A volunteer medic has been buried in Ukraine after being killed by Russian shelling.
Yana Rikhlitska, 29, died alongside another medic as they shuttled between a field hospital and the frontline.
“She was really friendly and kind,” said Viktor Fateyev, 39, a colleague from the IT company where she worked in the HR department.
“She was like a mother to everyone. She was the focus point everyone gathered around.”
Ms Rikhlitska was filmed by journalists just over a week ago as she helped treat wounded soldiers in the field hospital outside Bakhmut, which Russia forces have pulverised during a three-sided assault to seize the city in eastern Ukraine.
At her funeral on Tuesday, her mother’s cries of anguish pierced the cold morning air as mourners – who had fought back tears – held them no longer.
“Oh, Yana. Oh, my daughter,” Olena Rikhlitska cried.
“My baby. My little one.”
Those gathered for the service, in Ms Rikhlitska’s home city of Vinnytsia in central Ukraine, remembered a person full of vitality and spurred on by a lifelong drive to help others.
Ms Rikhlitska was in Brazil just before Russia’s full-scale invasion of Ukraine on February 24 2022.
She spent a few months in the South American country practicing capoeira, an Afro-Brazilian martial art, Mr Fateyev said, clutching a bunch of yellow tulips as he waited to pay his respects at the funeral.
She flew home after the invasion, he said, and straight away began fundraising and working as a volunteer for troops to help the Ukrainian defence effort.
It was not long before she decided to become a frontline medic.
Mr Fateyev saw Ms Rikhlitska featured in the Associated Press’s video report when it aired and posted it in a group chat of her co-workers.
“Everyone was so excited,” he said.
“And then, the next day…”
Tetiana Obraztsova, 30, a member of a volunteer combat medic group who met Ms Rikhlitska in September, said Ms Rikhlitska ferried humanitarian aid to Bakhmut even before she became a medic.
Russia has been trying to capture the city for six months.
“She did all that she could, right from the start of the full-scale war,” Ms Obraztsova said.
Fellow volunteer Anastasia Muzyka, 29, recalled Ms Rikhlitska as bright, kind and indefatigable.
“She was fiery, in a good way. She was so dedicated. It was like she was never tired,” Ms Muzyka said.
In combat, eventually even soldiers need to rest, she added. “But not Yara. She was always there, helping everyone.”
It was during her volunteer work in August that she met her future husband, Oleksandr, who was in the Ukrainian army.
Amid the noise of war, their love blossomed and the couple married on December 31.
“She was fire, the fire that cannot be extinguished.” said Oleksandr, who would only give his first name.
Childhood friend Snizhana Zaliubivska, 28, remembered Ms Rikhlitska showing a desire to help even as a little girl.

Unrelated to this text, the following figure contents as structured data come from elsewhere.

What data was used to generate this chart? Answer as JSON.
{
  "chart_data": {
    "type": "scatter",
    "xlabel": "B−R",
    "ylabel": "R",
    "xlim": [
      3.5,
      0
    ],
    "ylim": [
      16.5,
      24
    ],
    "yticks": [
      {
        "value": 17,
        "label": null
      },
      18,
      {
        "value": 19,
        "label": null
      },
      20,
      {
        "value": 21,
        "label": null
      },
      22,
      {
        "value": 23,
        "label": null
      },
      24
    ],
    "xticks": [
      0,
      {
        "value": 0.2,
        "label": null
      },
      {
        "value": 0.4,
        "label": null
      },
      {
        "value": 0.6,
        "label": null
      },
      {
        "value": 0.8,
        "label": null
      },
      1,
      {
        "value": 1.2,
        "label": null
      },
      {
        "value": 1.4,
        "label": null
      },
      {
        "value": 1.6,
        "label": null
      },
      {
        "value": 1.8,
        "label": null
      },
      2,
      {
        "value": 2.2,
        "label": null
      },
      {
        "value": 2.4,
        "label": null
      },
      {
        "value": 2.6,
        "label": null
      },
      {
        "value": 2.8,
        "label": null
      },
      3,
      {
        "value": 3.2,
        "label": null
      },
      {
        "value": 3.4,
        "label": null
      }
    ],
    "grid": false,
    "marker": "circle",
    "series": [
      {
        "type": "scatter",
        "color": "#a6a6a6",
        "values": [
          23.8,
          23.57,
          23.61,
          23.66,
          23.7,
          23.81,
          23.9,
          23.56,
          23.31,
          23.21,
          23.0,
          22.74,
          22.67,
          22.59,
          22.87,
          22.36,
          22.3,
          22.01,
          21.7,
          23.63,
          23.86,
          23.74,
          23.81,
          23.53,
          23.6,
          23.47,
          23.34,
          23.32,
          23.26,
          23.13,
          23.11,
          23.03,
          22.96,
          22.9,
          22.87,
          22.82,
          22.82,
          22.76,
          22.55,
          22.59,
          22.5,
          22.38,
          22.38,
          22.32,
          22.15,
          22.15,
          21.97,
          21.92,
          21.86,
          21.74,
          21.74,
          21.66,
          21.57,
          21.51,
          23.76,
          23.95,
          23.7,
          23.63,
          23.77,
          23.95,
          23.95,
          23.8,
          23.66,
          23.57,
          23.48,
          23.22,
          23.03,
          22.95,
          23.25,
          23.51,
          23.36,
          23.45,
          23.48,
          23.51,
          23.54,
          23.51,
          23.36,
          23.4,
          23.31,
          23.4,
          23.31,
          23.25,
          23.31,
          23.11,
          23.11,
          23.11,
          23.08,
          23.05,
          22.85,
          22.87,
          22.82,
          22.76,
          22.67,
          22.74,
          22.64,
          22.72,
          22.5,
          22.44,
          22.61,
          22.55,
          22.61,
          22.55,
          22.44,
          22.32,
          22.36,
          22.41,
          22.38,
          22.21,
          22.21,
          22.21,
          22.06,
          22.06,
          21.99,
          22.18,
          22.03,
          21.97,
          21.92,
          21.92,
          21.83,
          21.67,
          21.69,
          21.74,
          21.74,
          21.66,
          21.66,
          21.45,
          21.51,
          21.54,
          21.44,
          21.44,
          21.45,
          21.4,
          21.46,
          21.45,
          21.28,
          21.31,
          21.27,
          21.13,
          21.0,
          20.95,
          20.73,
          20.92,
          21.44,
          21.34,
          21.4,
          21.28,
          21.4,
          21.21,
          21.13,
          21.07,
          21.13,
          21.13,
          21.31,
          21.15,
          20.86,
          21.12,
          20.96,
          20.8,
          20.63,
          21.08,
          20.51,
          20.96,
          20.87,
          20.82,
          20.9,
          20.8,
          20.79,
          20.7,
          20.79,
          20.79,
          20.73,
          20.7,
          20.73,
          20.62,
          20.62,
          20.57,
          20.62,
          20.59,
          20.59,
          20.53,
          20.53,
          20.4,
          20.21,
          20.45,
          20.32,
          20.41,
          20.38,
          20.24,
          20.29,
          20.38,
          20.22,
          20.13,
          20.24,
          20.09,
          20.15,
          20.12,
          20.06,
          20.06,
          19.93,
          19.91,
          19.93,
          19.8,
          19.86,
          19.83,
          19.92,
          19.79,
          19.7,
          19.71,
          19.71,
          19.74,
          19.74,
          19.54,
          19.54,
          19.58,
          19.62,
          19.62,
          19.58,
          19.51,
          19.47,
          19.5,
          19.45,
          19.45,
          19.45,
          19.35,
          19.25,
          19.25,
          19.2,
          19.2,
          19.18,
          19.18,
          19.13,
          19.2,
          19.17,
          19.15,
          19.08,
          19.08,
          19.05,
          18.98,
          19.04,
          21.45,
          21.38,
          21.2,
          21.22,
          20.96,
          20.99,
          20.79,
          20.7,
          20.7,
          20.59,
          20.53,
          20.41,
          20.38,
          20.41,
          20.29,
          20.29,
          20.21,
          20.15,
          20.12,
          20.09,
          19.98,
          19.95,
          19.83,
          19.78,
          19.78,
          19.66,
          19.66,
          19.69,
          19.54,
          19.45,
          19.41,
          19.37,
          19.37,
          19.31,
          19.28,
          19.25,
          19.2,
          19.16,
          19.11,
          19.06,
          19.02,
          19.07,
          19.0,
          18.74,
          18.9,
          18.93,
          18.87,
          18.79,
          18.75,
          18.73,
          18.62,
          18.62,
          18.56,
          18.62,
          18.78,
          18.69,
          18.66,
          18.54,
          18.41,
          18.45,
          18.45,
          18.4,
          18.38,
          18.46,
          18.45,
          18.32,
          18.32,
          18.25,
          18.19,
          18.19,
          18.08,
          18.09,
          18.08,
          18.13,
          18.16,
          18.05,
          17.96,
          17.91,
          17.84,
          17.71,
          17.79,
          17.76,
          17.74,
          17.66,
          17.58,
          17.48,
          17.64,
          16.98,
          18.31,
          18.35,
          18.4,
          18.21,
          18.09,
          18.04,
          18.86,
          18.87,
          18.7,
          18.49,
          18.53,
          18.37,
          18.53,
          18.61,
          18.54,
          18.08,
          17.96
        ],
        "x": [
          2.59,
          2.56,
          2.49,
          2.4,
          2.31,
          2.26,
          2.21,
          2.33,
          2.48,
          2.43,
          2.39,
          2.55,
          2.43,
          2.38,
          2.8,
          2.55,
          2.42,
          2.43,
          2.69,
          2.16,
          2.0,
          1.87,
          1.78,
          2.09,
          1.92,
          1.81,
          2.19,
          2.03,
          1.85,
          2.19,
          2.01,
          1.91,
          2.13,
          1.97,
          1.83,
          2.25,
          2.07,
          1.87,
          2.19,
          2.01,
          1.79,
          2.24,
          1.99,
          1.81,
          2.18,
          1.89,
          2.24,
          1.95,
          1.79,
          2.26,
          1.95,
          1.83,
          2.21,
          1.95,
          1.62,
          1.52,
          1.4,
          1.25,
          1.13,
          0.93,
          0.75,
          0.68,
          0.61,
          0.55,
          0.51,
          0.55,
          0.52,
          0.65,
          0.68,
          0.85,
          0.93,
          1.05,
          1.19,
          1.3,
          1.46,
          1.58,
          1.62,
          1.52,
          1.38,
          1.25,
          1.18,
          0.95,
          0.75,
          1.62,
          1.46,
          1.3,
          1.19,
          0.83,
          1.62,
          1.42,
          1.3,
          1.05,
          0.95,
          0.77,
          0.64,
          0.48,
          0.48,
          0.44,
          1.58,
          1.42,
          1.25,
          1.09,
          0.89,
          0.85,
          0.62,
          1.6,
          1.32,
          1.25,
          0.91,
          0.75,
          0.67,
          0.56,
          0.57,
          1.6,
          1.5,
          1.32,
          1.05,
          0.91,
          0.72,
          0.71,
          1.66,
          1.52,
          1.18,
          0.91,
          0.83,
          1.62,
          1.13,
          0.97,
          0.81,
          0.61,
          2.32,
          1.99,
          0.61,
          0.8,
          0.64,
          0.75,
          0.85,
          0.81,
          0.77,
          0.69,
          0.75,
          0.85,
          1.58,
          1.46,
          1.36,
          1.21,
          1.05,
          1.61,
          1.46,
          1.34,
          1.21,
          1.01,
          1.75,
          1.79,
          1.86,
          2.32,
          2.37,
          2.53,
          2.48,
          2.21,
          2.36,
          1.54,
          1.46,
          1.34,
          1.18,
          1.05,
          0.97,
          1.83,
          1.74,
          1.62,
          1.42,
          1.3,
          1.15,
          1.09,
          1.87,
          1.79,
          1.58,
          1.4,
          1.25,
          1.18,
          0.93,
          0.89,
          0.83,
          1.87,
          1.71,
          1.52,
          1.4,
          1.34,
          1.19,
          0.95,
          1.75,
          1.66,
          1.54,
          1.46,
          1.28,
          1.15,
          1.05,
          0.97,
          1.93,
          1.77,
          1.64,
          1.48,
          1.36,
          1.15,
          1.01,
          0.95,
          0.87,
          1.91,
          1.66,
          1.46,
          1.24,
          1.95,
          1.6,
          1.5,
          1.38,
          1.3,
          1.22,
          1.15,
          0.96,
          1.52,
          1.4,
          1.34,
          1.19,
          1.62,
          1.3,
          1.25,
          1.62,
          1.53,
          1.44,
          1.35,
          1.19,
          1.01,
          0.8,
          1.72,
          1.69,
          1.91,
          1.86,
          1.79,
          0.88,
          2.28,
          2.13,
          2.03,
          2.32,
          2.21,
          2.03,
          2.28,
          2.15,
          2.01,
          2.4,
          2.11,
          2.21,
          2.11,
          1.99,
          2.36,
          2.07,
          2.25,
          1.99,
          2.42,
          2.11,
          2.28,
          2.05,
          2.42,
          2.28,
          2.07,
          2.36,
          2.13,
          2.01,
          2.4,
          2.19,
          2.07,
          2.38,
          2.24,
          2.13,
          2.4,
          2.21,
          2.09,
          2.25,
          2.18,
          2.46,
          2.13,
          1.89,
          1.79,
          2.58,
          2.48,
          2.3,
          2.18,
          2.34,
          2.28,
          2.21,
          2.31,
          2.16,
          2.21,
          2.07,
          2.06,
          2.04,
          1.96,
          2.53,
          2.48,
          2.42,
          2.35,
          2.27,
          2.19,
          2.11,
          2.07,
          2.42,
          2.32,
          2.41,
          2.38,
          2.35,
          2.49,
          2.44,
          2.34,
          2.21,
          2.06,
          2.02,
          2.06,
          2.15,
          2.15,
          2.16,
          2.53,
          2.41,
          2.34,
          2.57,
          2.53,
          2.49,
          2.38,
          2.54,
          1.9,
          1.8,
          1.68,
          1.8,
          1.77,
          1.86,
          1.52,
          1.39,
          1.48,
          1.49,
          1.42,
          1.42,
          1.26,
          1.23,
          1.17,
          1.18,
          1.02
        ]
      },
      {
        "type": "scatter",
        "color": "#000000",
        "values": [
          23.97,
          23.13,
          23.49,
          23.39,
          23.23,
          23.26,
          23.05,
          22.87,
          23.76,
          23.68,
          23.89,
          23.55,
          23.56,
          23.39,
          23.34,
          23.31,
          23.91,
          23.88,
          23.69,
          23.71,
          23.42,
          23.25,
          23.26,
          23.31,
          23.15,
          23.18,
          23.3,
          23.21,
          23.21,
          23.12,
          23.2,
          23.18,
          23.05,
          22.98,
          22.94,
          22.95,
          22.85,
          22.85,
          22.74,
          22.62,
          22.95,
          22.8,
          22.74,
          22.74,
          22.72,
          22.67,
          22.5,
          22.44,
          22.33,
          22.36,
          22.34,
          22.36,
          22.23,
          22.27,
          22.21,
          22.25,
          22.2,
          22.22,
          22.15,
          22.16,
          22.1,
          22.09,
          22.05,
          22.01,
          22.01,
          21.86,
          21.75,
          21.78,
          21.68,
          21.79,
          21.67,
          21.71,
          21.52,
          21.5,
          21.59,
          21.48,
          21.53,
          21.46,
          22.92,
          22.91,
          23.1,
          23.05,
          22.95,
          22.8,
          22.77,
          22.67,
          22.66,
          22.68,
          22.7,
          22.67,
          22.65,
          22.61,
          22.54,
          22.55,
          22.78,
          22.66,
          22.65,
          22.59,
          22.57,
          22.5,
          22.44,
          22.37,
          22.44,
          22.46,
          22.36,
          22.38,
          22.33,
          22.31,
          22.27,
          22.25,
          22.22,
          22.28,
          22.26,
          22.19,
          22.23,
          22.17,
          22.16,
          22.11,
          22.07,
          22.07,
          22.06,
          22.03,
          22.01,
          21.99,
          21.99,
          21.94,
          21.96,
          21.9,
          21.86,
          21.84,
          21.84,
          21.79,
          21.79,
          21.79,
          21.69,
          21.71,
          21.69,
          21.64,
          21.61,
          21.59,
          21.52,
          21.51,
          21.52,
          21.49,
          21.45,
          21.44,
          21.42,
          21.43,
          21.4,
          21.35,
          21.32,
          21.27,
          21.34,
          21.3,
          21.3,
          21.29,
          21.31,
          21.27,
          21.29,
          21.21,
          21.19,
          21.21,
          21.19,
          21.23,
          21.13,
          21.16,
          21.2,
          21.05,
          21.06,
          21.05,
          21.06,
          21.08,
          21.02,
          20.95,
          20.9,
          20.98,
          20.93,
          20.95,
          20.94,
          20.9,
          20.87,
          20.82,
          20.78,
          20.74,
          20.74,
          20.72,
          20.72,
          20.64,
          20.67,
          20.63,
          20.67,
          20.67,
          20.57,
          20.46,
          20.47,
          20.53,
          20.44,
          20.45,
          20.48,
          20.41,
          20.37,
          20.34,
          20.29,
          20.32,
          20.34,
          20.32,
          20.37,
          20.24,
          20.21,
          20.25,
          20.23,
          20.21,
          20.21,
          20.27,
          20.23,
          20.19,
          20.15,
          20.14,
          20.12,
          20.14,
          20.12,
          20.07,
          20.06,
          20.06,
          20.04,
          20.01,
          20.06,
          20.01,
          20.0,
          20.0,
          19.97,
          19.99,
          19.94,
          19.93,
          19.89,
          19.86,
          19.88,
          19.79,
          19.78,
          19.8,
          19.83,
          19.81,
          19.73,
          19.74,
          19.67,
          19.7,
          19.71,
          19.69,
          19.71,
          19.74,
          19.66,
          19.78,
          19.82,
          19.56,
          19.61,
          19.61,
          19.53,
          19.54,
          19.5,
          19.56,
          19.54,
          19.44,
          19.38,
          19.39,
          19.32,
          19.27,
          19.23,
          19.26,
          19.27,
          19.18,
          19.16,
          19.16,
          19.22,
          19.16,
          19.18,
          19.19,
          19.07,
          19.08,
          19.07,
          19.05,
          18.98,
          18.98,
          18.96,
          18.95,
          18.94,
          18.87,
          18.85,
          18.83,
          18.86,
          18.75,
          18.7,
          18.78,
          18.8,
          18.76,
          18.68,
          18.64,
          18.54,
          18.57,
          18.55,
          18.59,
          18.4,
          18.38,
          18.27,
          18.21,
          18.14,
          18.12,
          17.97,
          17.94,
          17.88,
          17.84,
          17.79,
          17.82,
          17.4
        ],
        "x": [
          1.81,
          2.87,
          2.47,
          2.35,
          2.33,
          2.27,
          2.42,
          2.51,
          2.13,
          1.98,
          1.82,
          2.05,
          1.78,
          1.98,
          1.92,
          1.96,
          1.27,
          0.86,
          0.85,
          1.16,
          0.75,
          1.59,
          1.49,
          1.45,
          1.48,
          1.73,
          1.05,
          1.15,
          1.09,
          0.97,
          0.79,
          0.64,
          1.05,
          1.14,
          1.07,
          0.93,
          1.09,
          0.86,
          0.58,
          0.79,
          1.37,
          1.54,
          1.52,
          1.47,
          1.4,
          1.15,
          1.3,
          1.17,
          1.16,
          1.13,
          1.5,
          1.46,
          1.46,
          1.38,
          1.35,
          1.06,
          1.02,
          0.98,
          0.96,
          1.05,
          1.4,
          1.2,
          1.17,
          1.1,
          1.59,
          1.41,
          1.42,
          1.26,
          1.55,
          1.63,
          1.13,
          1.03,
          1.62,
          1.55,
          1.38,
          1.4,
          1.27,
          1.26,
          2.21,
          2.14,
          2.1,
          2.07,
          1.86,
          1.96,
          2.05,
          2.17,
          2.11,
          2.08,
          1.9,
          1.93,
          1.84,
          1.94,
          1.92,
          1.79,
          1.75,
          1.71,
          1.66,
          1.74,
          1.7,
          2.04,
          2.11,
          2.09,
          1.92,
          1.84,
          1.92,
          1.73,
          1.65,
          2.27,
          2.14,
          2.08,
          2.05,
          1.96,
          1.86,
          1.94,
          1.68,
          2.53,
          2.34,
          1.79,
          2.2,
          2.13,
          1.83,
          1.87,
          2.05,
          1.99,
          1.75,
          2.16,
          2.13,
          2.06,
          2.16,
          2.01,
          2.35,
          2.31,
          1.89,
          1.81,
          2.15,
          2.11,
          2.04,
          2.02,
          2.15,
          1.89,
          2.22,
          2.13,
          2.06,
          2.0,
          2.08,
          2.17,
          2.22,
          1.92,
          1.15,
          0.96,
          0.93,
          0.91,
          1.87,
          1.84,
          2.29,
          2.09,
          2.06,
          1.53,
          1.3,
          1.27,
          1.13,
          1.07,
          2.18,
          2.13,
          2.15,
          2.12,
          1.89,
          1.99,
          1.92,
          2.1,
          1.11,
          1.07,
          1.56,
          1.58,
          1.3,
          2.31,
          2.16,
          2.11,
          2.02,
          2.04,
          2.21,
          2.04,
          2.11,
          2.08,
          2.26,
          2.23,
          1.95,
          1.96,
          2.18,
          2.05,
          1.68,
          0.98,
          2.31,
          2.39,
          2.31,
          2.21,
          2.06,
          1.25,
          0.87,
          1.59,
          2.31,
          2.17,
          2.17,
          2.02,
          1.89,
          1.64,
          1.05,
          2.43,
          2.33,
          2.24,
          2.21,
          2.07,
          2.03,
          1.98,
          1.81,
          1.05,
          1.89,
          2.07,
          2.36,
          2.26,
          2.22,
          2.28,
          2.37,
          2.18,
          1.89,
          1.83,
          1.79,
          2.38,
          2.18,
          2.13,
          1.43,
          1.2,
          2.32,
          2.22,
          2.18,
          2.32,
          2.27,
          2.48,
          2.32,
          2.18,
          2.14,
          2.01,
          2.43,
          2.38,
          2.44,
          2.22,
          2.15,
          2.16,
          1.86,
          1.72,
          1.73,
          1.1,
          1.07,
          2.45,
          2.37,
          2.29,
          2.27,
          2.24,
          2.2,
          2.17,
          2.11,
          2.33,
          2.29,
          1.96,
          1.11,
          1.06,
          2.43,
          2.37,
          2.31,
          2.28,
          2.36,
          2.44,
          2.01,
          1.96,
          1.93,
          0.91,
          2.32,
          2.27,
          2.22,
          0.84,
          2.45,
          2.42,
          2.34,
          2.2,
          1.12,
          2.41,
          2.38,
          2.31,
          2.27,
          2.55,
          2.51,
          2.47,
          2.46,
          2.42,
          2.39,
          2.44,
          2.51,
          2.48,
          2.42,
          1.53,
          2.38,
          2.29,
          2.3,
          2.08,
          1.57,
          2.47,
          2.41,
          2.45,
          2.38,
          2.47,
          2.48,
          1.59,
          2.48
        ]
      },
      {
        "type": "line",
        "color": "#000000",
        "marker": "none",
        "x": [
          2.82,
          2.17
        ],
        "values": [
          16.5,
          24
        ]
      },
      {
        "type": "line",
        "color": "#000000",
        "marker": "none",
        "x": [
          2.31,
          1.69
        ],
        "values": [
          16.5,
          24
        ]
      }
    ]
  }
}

The two had lost touch in recent years, but Ms Zaliubivska was devastated to hear of her friend’s death.
“It wasn’t a surprise that she was volunteering. She was a true patriot of the country,” she said.
“She would never refuse anyone. She was always helping everyone who would ask.”
Draped with the blue and yellow Ukrainian flag, Ms Rikhlitska’s coffin was taken to the military section of the local cemetery and opened.
Ashen-faced, her mother gently stroked her daughter’s cheek and kissed her one last time.
“No, no,” she cried as the coffin was carried to the grave and lowered to the sound of a gun salute.
Only the support of her husband, Mykola, and another relative prevented her from falling to the ground.
Behind them, row upon row of Ukrainian flags fluttered above the graves of the war dead, snapping in the breeze.